At the root, Food For The Sole's philosophy is simple-- make the best tasting and most healthy portable foods for people headed out on adventures. As avid hikers, Julie Mosier and her son Henry didn’t like the boring and repetitive tasting products on the shelf, so they made their own. Food For The Sole makes healthy, dietary-restriction-friendly food that is different than what was on the market. Most importantly, customers tell them they taste like something you’d eat in a restaurant.

The Challenge

Food For The Sole sought support from OMEP, part of the MEP National Network™. During the Covid-19 pandemic, demand for outdoor products as well as food and beverage products skyrocketed. Food For The Sole was operating out of a co-op kitchen and challenged to keep up with demand. Along with the rapid growth came many challenges including capacity constraints, productivity, equipment failures, supply chain and inventory management, and team leadership.
Our experience with OMEP has been exemplary. The counsel we've received has been invaluable.
— Henry Mosier, Co-Founder

MEP's Role

OMEP worked with Food For The Sole on applying principles of lean to address their capacity and productivity issues. The Food For The Sole team embraced the process and the improvements stacked up quickly in production. OMEP also observed the inventory management and order fulfillment processes and recommended a pull system based on a Kanban system.

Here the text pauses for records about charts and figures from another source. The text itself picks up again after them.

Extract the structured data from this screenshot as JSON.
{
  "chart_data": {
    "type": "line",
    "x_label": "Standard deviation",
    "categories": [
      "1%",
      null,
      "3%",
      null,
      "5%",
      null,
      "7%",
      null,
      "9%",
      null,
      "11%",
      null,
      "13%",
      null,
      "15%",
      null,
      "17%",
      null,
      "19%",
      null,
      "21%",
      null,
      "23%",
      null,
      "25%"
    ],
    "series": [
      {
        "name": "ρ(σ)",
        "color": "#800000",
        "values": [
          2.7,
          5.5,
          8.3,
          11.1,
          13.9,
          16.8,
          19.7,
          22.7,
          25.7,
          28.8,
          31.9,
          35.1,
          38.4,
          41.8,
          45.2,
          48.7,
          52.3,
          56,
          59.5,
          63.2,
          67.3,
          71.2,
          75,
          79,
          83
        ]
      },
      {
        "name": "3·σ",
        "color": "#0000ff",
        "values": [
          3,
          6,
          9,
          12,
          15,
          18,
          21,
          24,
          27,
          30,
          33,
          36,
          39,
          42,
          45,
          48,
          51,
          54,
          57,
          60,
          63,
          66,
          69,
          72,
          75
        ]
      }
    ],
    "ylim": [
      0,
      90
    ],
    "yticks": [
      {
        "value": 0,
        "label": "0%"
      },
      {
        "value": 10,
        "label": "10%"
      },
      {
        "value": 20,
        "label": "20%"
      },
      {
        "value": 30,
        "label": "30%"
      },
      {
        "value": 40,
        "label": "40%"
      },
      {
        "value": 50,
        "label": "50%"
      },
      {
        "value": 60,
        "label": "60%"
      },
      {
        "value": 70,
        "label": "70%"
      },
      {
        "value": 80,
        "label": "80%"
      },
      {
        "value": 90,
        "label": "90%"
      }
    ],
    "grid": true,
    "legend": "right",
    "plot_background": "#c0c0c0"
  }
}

Food For The Sole quickly realized the benefits. Prior to implementing the Kanban system, the team was sectioning inventory off by distribution channel and would often end up with one channel out of inventory and other channels with excess. Now the company has more space and the inventory is more manageable, making the process much easier and reliable.

Consistent dehydration is critical for Food For The Sole’s product. Dehydrator batches often had problems, often due to dehydrators overheating at night, wasting ingredients and labor. Food For The Sole sought a way to easily monitor the dehydrators and make changes before losses occurred. OMEP identified an advanced technology opportunity using Internet of Things, setting up real-time monitoring using thermocouple sensors in the dehydrators. The sensors send data through a Wi-Fi gateway to a cloud database once per minute. Visual dashboards and event triggers report dehydrator performance, making reports available even from offsite. Alarms trigger when temperatures are out of range, allowing leadership to address issues immediately. Sensors also provide actionable data to continuously improve production and a morale boost for staff. The kitchen team puts energy and love into creating food and no longer suffers the lost efforts due to dehydrator issues.